Power Plant Control Systems
By Wayne Salo
Over the past 40+ years I have been involved with the design, specification, installation, maintenance and tuning of boiler/turbine combustion control systems and plant auxiliary systems. Over the years I have observed that companies have not been hiring or replacing control engineers in a timely fashion to provide the time to allow appropriate mentoring on the operation of the plant or of the specific equipment. The control engineer is the last check or line of defense to the proper operation of the equipment. It is important that this last check result in the proper implementation of a control scheme that reflects the appropriate operation and interface of this equipment within the overall design of the plant.
Depending on the particular plant, the design of individual control elements may be more or less sophisticated. Some plants and processes may have been designed for cyclic operation while others may have been designed only for base or steady-state loading.
In this document I will attempt to discuss the control loop/system control implementation from the basic to the most extensive. The actual implementation you may actually need will be determined by the original design criteria for the overall unit and individual components within the generation unit. It must be remembered that the control system is an overlay of the actual plant system and process. The fundamentals of the process must be known and the control system needs to reflect and complement these processes.

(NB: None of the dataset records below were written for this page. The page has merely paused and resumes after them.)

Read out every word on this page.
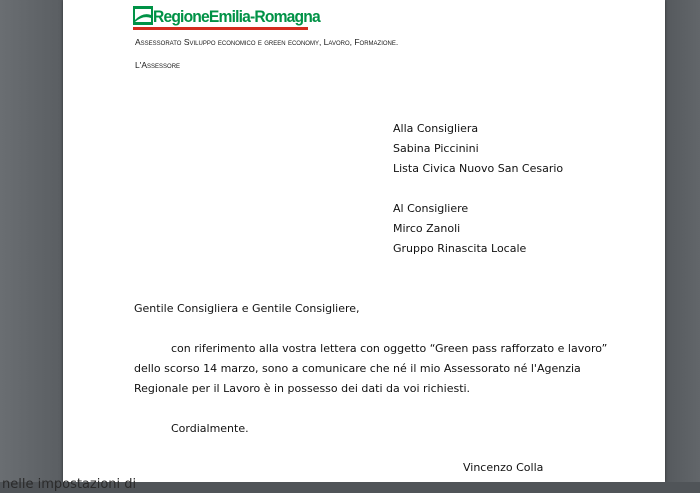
RegioneEmilia-Romagna
Assessorato Sviluppo economico e green economy, Lavoro, Formazione.
L'Assessore
Alla Consigliera
Sabina Piccinini
Lista Civica Nuovo San Cesario
Al Consigliere
Mirco Zanoli
Gruppo Rinascita Locale
Gentile Consigliera e Gentile Consigliere,
con riferimento alla vostra lettera con oggetto “Green pass rafforzato e lavoro” dello scorso 14 marzo, sono a comunicare che né il mio Assessorato né l'Agenzia Regionale per il Lavoro è in possesso dei dati da voi richiesti.
Cordialmente.
Vincenzo Colla
nelle impostazioni di
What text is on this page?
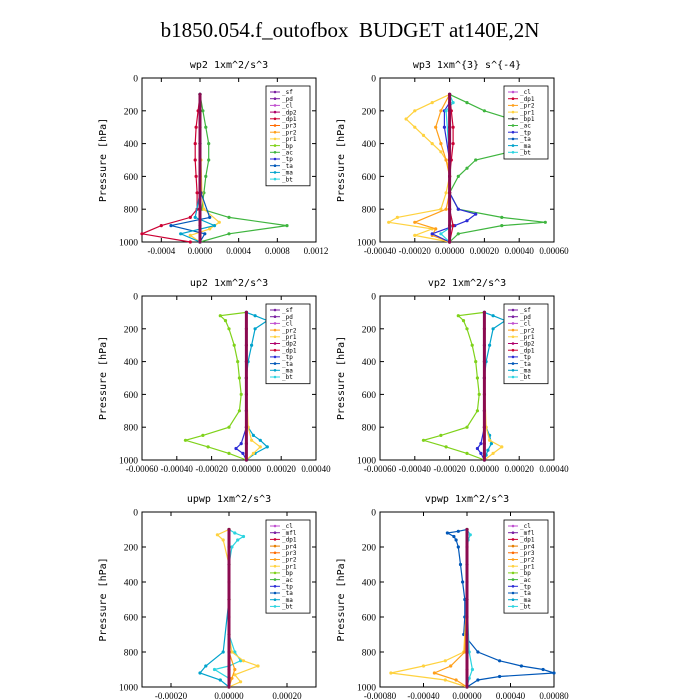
b1850.054.f_outofbox  BUDGET at140E,2N
wp2 1xm^2/s^3
Pressure [hPa]
0
200
400
600
800
1000
-0.0004 0.0000 0.0004 0.0008 0.0012
_sf
_pd
_cl
_dp2
_dp1
_pr3
_pr2
_pr1
_bp
_ac
_tp
_ta
_ma
_bt
wp3 1xm^{3} s^{-4}
Pressure [hPa]
0
200
400
600
800
1000
-0.00040 -0.00020 0.00000 0.00020 0.00040 0.00060
_cl
_dp1
_pr2
_pr1
_bp1
_ac
_tp
_ta
_ma
_bt
up2 1xm^2/s^3
Pressure [hPa]
0
200
400
600
800
1000
-0.00060 -0.00040 -0.00020 0.00000 0.00020 0.00040
_sf
_pd
_cl
_pr2
_pr1
_dp2
_dp1
_tp
_ta
_ma
_bt
vp2 1xm^2/s^3
Pressure [hPa]
0
200
400
600
800
1000
-0.00060 -0.00040 -0.00020 0.00000 0.00020 0.00040
_sf
_pd
_cl
_pr2
_pr1
_dp2
_dp1
_tp
_ta
_ma
_bt
upwp 1xm^2/s^3
Pressure [hPa]
0
200
400
600
800
1000
-0.00020	0.00000	0.00020
_cl
_mfl
_dp1
_pr4
_pr3
_pr2
_pr1
_bp
_ac
_tp
_ta
_ma
_bt
vpwp 1xm^2/s^3
Pressure [hPa]
0
200
400
600
800
1000
-0.00080 -0.00040 0.00000 0.00040 0.00080
_cl
_mfl
_dp1
_pr4
_pr3
_pr2
_pr1
_bp
_ac
_tp
_ta
_ma
_bt
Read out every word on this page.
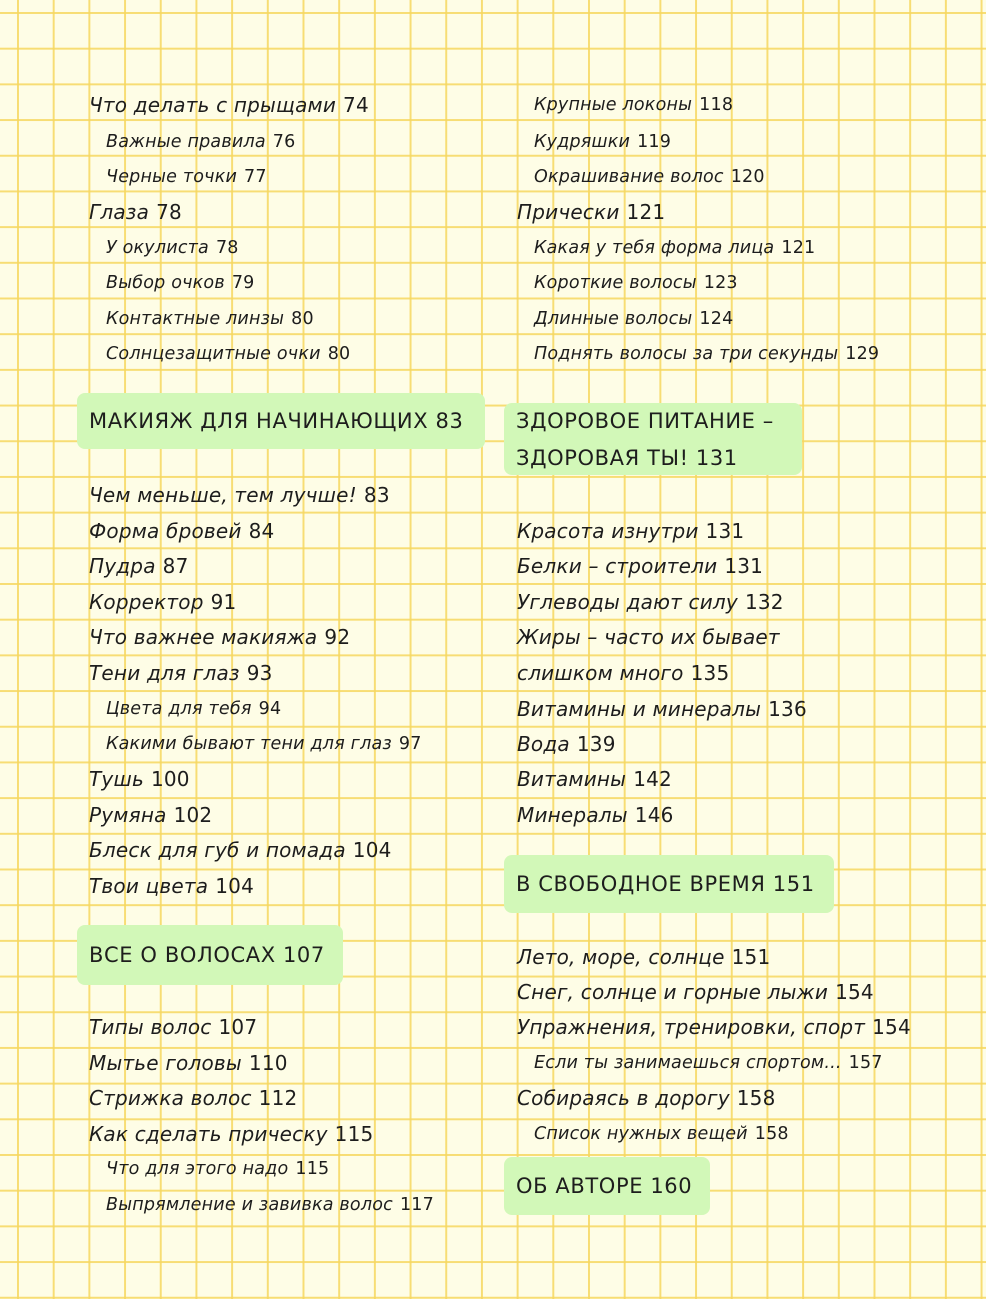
Что делать с прыщами 74
Важные правила 76
Черные точки 77
Глаза 78
У окулиста 78
Выбор очков 79
Контактные линзы 80
Солнцезащитные очки 80
МАКИЯЖ ДЛЯ НАЧИНАЮЩИХ 83
Чем меньше, тем лучше! 83
Форма бровей 84
Пудра 87
Корректор 91
Что важнее макияжа 92
Тени для глаз 93
Цвета для тебя 94
Какими бывают тени для глаз 97
Тушь 100
Румяна 102
Блеск для губ и помада 104
Твои цвета 104
ВСЕ О ВОЛОСАХ 107
Типы волос 107
Мытье головы 110
Стрижка волос 112
Как сделать прическу 115
Что для этого надо 115
Выпрямление и завивка волос 117
Крупные локоны 118
Кудряшки 119
Окрашивание волос 120
Прически 121
Какая у тебя форма лица 121
Короткие волосы 123
Длинные волосы 124
Поднять волосы за три секунды 129
ЗДОРОВОЕ ПИТАНИЕ –
ЗДОРОВАЯ ТЫ! 131
Красота изнутри 131
Белки – строители 131
Углеводы дают силу 132
Жиры – часто их бывает
слишком много 135
Витамины и минералы 136
Вода 139
Витамины 142
Минералы 146
В СВОБОДНОЕ ВРЕМЯ 151
Лето, море, солнце 151
Снег, солнце и горные лыжи 154
Упражнения, тренировки, спорт 154
Если ты занимаешься спортом... 157
Собираясь в дорогу 158
Список нужных вещей 158
ОБ АВТОРЕ 160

Additional associated systems are discussed that may not use control systems through the Computer System, but are important enough to warrant some understanding. These systems may affect the operation of the other controlled systems discussed in other sections of this document.
As the requirements of the processes become more constrained, I have found that it is important to model the process and anticipate and appropriately pre-position the manipulated variables before errors occur in the process that require feedback control.
Since I am now semi-retired, I also wanted to document some of knowledge I have gleaned in these past 40 years. In working with customers I have realized that many of the end users responsible for maintaining this equipment do not understand some of the fundamentals associated with the equipment and processes being controlled.
This document was not created as a research project nor an extensively documented paper but is a summation and monolog of my working experience.